Fusion peptides are known to reduce the bending energy of the bilayer, filling void space at intermediate structures, and changing the membrane curvature to trigger the peptide-induced membrane fusion [72]. Furthermore, fusion peptide enhances membrane fusion by altering the depth-dependent membrane ordering. The wild-type fusion peptide from influenza HA fosters rigidity at the head-group and interfacial region, but has little effect on the acyl chain order close to the center of the dimyristoylphosphatidylcholine (DMPC) and 1-palmitoyl-2-oleoylphosphatidylcholine (POPC) bilayers, according to the study conducted by Freed and coworkers [83]. The effect is more prominent at pH 5 compared to pH 7. Interestingly, the influenza virus fuses with the endosome at an acidic pH (~ pH 5). The impact of a fusion-inefficient G1 mutant on the depth-dependent ordering of the lipid bilayer has also been examined. Surprisingly, in contrast to the wild-type HA fusion peptide, the G1 mutant did not cause any modification in the membrane order at the head-group and interfacial region [83]. In a related investigation, it was shown that the wild-type gp41 fusion peptide from the HIV promotes order at the head-group and interfacial area but has no influence on the acyl chain packing further into the bilayer of POPC/POPG membranes [84]. Interestingly, the gp41 fusion peptide displays a better membrane penetration in the presence of 30 mol% of cholesterol. Moreover, the gp41 fusion peptide has been shown to undergo a conformational shift from helix to sheet as a function of increasing concentration of membrane cholesterol [85]. The cholesterol-dependent enhancement of the fusogenicity of gp41 could be a collective effect of deeper penetration and peptide conformation. However, it is significant to note that the circular dichroism measurements for secondary structure prediction were carried out at a lipid-to-peptide ratio of 100:1, whereas the fusion tests were conducted at a lipid-to-peptide ratio of 40:1. This knowledge is crucial since the conformational change of the gp41 fusion peptide is concentration dependent [86].
Membrane cholesterol imparts a unique effect on the depth-dependent organization, dynamics, and mechanical stability of the membrane [87]. Therefore, the secondary structure and fusogenic property of the gp41 fusion peptide are highly connected with the cholesterol-induced ordering of the membrane.
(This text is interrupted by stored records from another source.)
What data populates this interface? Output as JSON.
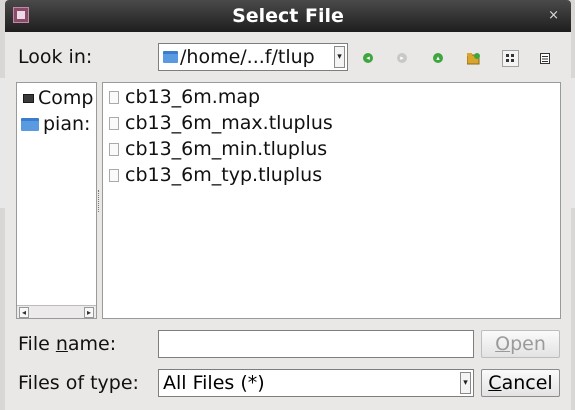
{
  "window": {
    "title": "Select File"
  },
  "lookin": {
    "label": "Look in:",
    "path": "/home/...f/tlup"
  },
  "toolbar": {
    "back": "back-icon",
    "forward": "forward-icon",
    "up": "up-icon",
    "new_folder": "new-folder-icon",
    "list_view": "list-view-icon",
    "detail_view": "detail-view-icon"
  },
  "places": [
    {
      "label": "Comp",
      "icon": "computer-icon"
    },
    {
      "label": "pian:",
      "icon": "home-folder-icon"
    }
  ],
  "files": [
    {
      "name": "cb13_6m.map"
    },
    {
      "name": "cb13_6m_max.tluplus"
    },
    {
      "name": "cb13_6m_min.tluplus"
    },
    {
      "name": "cb13_6m_typ.tluplus"
    }
  ],
  "filename": {
    "label_pre": "File ",
    "label_u": "n",
    "label_post": "ame:",
    "value": ""
  },
  "filetype": {
    "label": "Files of type:",
    "value": "All Files (*)"
  },
  "buttons": {
    "open_u": "O",
    "open_rest": "pen",
    "cancel_u": "C",
    "cancel_rest": "ancel"
  },
  "colors": {
    "titlebar": "#2b2b2b",
    "folder": "#5a9ae0",
    "background": "#e9e8e6"
  }
}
It is interesting to note that the V2E mutant of gp41 barely affects the membrane order and leaves the peptide entirely ineffective for fusion [88, 89]. Furthermore, according to Dimitrov et al. the full-length gp160 with the V2E mutation did not exhibit membrane destabilization and fusion [90]. This supports the idea that peptide-induced bilayer organization is crucial for catalyzing membrane fusion. In a different investigation, the fluorescence anisotropies of DPH and TMA-DPH were examined to track the order of the membrane at the acyl chain and interfacial region, respectively. The results demonstrate that the interfacial region is disturbed by the gp41 fusion peptide at all concentrations. Moreover, the acyl chain order in POPC membranes is disrupted at lower peptide concentrations in the deeper area of the bilayer but is restored at higher peptide concentrations [52]. The findings from the fluorescence measurements contradict the observation from ESR measurements [84]. A detailed molecular dynamics simulation study might be important to bridge the gap between two widely used experimental methodologies. Structural flexibility of the fusion peptide [91] might be important in promoting fusion as the peptide is required to accommodate itself in the highly curved nonlamellar intermediates.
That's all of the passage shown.